We’ve all heard the phrase, right content, right person, right time. It has been a marketing and customer experience axiom years.  Voice assistants bring this axiom to life because the right person (the person asking the question) is asking at the right time (now), about the right content (what is important to them). Multimodality gives us a lot of options to sift through in deciding how to provide them with the right content.

At Voicify, our customers have libraries of content across any of the many digital systems. While we integrate with nearly all of them to respect the system of record, we are often asked, how do we make sense of this? How can we leverage what we have, or determine what we need, to support this vibrant experiential channel?

What we have found through our research and conversations with academic and customer experience professionals, is that communicating with humans requires attention to emotions as well as intellect. Even more important is the intention with which to communicate. What we have done is taken a collection of modalities and mapped them to common intentions of a conversation.  The grid below visualizes that matrix.

The concept is straightforward once you recognize the categories of modality as well as the general intentions of a conversation. Can this matrix be expanded? Yes. Can it be customized by a brand? Of course. This is the framework for brands to leverage, to create efficiency of management and decision-making. Take the use case of our fictional traveler Liza who is getting ready for a flight. Over the hours leading up to the flight, Liza will be interested in knowing the status of the flight. The devices she uses are one of the indicators of where she is in that conversation with the airline. Each device allows for the use of a different set of modality combinations, and those combinations are indicators of intent that the brand can use to match the modality best suited in response to Liza.

It’s important to note that, just like with the web, where the browser/device information is part of the response to the application, so it is with voice as well. For most brand managers, custom code is mindnumbing. With Voicify, we optimize for each device based on either a) what you have stored in our system / referenced to Voicify in other systems or b) with the custom layout you chose to assign to the device, also within Voicify.

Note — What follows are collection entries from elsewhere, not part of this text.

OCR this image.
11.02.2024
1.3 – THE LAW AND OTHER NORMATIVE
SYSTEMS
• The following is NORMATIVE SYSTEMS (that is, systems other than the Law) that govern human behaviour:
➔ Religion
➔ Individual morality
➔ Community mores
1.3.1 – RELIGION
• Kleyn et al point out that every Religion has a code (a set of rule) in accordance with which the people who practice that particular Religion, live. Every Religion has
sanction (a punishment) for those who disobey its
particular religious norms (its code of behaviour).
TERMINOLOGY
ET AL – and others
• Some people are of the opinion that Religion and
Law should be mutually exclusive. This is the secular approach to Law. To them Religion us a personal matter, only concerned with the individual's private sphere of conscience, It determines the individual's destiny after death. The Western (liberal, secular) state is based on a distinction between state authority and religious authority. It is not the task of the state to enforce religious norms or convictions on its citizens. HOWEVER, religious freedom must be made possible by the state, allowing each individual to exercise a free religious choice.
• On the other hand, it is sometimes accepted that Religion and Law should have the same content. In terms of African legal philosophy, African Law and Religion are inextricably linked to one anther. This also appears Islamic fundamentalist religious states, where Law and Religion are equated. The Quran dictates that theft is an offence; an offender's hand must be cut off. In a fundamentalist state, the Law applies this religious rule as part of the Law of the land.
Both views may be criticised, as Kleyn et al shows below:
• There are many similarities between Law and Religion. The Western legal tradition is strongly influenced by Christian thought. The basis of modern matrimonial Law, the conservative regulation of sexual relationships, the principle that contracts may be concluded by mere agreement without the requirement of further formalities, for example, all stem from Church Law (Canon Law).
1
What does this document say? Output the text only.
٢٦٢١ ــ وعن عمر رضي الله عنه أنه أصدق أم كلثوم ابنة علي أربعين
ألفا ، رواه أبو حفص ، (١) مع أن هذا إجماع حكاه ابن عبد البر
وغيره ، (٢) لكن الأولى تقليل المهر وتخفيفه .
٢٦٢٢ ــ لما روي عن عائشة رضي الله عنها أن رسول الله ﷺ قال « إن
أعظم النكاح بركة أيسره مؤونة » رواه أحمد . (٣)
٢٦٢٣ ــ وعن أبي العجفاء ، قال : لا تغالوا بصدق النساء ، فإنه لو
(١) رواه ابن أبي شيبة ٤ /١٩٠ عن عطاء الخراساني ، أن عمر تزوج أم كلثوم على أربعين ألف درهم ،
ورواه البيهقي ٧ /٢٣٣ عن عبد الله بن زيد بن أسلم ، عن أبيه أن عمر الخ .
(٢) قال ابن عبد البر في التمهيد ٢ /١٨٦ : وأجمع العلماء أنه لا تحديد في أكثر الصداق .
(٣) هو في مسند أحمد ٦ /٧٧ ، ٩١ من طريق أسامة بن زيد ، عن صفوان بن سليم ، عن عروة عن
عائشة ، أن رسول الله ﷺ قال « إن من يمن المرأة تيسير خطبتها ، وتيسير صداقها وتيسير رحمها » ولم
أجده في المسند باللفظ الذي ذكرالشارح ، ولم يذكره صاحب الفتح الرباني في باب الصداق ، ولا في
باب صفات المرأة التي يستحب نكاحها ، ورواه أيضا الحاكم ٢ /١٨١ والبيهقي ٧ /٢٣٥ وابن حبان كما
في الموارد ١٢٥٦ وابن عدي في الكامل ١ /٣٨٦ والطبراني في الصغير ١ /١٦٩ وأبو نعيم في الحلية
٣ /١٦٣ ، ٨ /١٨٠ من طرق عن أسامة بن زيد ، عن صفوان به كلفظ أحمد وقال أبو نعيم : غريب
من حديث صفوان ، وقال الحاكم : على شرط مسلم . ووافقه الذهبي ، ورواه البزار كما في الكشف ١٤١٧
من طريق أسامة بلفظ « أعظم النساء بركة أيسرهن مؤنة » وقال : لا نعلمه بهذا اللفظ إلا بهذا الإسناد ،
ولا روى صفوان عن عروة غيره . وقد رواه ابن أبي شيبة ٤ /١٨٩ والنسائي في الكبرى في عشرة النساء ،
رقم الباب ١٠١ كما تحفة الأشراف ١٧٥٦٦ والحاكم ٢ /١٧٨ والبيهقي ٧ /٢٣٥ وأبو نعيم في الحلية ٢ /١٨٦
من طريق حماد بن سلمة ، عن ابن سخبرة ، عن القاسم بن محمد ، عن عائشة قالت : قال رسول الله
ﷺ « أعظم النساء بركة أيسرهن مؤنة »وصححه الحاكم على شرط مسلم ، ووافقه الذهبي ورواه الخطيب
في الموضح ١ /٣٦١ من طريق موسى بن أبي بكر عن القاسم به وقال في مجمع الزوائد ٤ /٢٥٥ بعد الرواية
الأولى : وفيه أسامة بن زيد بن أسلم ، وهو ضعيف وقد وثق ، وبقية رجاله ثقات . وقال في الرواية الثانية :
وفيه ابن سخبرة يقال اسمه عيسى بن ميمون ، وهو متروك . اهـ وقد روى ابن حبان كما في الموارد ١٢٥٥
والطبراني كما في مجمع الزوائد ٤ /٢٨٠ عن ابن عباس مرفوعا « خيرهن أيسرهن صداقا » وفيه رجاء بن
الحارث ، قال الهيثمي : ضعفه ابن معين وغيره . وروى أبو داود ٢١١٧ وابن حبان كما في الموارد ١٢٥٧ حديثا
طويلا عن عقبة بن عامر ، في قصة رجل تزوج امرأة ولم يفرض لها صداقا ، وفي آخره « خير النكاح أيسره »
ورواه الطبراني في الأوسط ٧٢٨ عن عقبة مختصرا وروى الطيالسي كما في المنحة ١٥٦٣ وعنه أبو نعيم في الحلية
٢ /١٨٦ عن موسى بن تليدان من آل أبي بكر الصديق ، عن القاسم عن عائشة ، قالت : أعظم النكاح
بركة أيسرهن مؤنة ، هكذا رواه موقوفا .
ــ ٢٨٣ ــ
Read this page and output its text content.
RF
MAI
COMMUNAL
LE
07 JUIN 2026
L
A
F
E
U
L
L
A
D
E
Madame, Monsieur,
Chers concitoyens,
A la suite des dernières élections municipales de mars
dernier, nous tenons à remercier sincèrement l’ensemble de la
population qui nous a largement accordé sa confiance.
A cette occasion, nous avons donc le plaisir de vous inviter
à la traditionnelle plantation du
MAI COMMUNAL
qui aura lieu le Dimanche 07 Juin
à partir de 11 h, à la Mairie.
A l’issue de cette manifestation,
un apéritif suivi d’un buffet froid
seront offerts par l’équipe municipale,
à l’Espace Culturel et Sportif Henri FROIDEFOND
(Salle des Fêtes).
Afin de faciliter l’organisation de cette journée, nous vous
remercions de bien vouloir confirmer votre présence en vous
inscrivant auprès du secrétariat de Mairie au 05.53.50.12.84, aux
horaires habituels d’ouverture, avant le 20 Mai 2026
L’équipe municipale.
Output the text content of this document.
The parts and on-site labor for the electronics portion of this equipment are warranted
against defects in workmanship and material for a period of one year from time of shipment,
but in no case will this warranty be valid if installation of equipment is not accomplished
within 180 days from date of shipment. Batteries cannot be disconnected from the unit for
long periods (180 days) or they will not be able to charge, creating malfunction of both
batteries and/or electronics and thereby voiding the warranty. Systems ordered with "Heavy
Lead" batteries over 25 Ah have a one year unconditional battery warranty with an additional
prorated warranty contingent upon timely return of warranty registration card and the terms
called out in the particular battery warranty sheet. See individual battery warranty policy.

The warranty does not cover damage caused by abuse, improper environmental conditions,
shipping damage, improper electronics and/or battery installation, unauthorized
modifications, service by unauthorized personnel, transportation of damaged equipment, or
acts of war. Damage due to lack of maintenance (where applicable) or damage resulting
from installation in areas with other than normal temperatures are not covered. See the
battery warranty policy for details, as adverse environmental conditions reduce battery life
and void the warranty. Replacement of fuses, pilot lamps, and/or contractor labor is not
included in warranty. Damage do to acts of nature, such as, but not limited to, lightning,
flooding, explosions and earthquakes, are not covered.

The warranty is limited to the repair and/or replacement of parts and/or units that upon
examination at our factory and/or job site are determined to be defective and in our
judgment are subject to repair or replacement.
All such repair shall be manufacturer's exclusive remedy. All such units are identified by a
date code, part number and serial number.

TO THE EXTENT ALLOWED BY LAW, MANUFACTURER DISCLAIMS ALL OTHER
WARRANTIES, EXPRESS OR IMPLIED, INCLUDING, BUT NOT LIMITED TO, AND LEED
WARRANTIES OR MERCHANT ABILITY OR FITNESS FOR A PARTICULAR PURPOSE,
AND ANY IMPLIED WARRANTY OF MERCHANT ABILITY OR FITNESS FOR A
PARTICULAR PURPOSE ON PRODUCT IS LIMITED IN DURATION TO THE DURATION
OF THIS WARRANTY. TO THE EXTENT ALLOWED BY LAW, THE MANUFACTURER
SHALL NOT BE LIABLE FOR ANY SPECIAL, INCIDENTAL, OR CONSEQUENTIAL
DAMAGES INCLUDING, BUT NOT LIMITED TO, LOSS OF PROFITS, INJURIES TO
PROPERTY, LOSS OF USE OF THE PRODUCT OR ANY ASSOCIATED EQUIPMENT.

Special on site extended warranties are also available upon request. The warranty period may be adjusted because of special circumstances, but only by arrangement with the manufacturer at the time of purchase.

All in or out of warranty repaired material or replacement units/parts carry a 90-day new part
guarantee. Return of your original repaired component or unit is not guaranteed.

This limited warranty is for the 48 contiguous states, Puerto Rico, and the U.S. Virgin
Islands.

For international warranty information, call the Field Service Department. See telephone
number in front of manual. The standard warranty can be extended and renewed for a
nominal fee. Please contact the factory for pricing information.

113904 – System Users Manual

When Liza is engaging through her voice assistant enabled TV, the answer can leverage more real estate, more information.  People’s TV’s are typically in their homes (living or bedroom), so the modalities used can depend on time to process or react to by Liza.  Maps, instructions, flight path, images of the terminal – these are all viable modalities to use. While in a car we know Liza is on the move.  We assume she is driving and needs to focus on that task.  We ascertain we should minimize the modalities to lessen the burden on her to process information; we use a simple readout of data. If Liza is the passenger in the car, the experience remains appropriate, with no downside for Liza. Finally, Liza uses the same voice assistant, this time on her watch.  Again, we can safely assume she is moving or needs an answer quickly (otherwise, she might use her phone). Our modality choice is primarily that of data communication. Get to the point and move on, where badging and iconography are best used. Whether you agree with the specific modality choices in this use case or not, the point remains that decisions had to be made.  With this modality framework, any brand can align the team managing the channel, so consistency of experience and conversation is achieved.  Taken one step further, this framework can create a taxonomy and applied to assets across the board. This creates a simplification of asset research, assignment, and use – and when the process to manage a voice experience is simplified, the experience itself becomes richer and the audience more satisfied.